Faucigny: les Pellet


1. Les Pellet-Langlais et Pellet-Le Parisien

Ma grand-mère paternelle, Louise Adélaïde Pellet-Langlais (1927-2002) est la dernière du nom à être née au hameau de Boisinges dans la maison familiale.

Le premier Pellet à prendre le surnom l’Anglais est son trisaïeul Claude né en 1742 à Viuz-en-Sallaz.
Son frère Joseph né en 1734 est le premier Pellet à prendre le surnom le Parisien.
D’où leur viennent ces surnoms ? Il se peut qu’ils aient voyagé … En effet à cette époque beaucoup de jeunes gens quittaient la Savoie comme ramoneurs mais aussi comme colporteur ou plus largement comme marchand. Les archives notariales de Viuz-en-Sallaz et la consigne des mâles nous montrent beaucoup d’hommes partis, dans le nord de la France, l’Alsace, Paris mais aussi la Hongrie. Pourquoi pas l’Angleterre !

BIENTÔT ici une généalogie de ces 2 branches … à suivre !

En attendant, retenons l’ascendance noble de ces deux branches au XVIIe siècle:
– avec Estiennaz Machard de Chassey (voir la généalogie dans la section Nobles et bourgeois de Vie d’Antan)
– avec Anthoina Chesney (voir la généalogie dans la section Nobles et bourgeois de Vie d’Antan)


2. Les Pellet de Boisinges

Le grand-père de Claude Pellet dit L’Anglais et de Joseph Pellet dit Le Parisien, Claude Pellet est fils d’un George Pellet.

Il demeure déjà au hameau de Boisinges. Peut-être dans la maison où son arrière-arrière-arrière-arrière-petite-fille (ma grand-mère) est née en 1927 ?

La maison

Que savons-nous sur les Pellet de Boisinges ?

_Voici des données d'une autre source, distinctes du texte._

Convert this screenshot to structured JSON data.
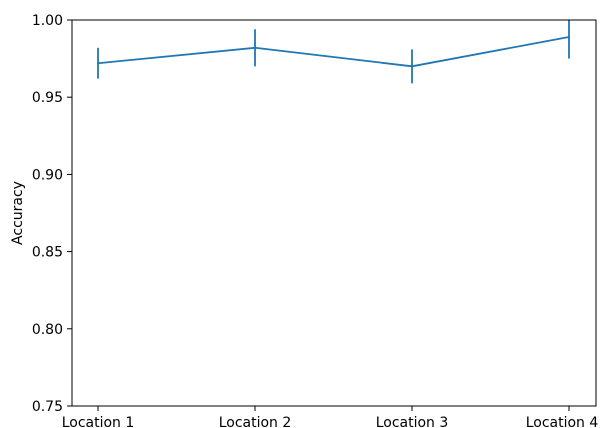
{
  "chart_data": {
    "type": "line",
    "title": "",
    "xlabel": "",
    "ylabel": "Accuracy",
    "categories": [
      "Location 1",
      "Location 2",
      "Location 3",
      "Location 4"
    ],
    "series": [
      {
        "values": [
          0.972,
          0.982,
          0.97,
          0.989
        ],
        "error_lower": [
          0.962,
          0.97,
          0.959,
          0.975
        ],
        "error_upper": [
          0.982,
          0.994,
          0.981,
          1.003
        ],
        "color": "#1f77b4"
      }
    ],
    "ylim": [
      0.75,
      1.0
    ],
    "yticks": [
      "0.75",
      "0.80",
      "0.85",
      "0.90",
      "0.95",
      "1.00"
    ],
    "grid": false,
    "legend": "none"
  }
}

  • En 1561, lors du recensement pour la gabelle du sel, on peut constater qu’aucun Pellet ne vit au hameau de Boisinges.
  • Mais dès 1580 un certain Blaise Pellet dit Gallet y demeure. Il est père d’au moins un fils Mauris Pellet également établi à Boisinges, et père lui-même de Pierre, Françoise et d’autres enfants non identifiés.
  • A cette époque il ne semble pas y avoir d’autres familles Pellet au hameau de Boisinges.
  • Pierre Pellet, notaire, épousa avant 1605 Marie de Boëge-Chedal. Leur fils Hercule Pellet épousa en 1624 Louise de Bieux sœur du comte de Flumet.

Cette famille portait probablement les armes suivantes: “D’azur à trois têtes d’hommes d’argent, à la barbe de sable et collets d’argent bordé de gueules.”

Revenons à nos Pellet …

  • George Pellet pourrait être décédé le 11 octobre 1690, dans ce cas il serait fils d’un Bernard Pellet.
  • Ceci paraît confirmé par le lien étroit qui semble lier son fils Claude Pellet à Aymé Pellet. Cet Aymé Pellet, qui épouse en secondes noces Anne de Favergette, est d’ailleurs le fils d’un Bernard.
  • Si l’on considère les dates de naissances probables de George et Aymé Pellet fils de Bernard, par rapport à leur décès, leurs enfants,… Ils semblent être nés respectivement en 1624 et 1634 de Bernard Pellet parfois dit Gallay et de Georgea Mullat.
  • Le surnom de Gallay ou Galley est confirmé dans des actes notariés concernant Claude Pellet, le fils de George. La branche semble en ce XVIIe siècle perdre son surnom.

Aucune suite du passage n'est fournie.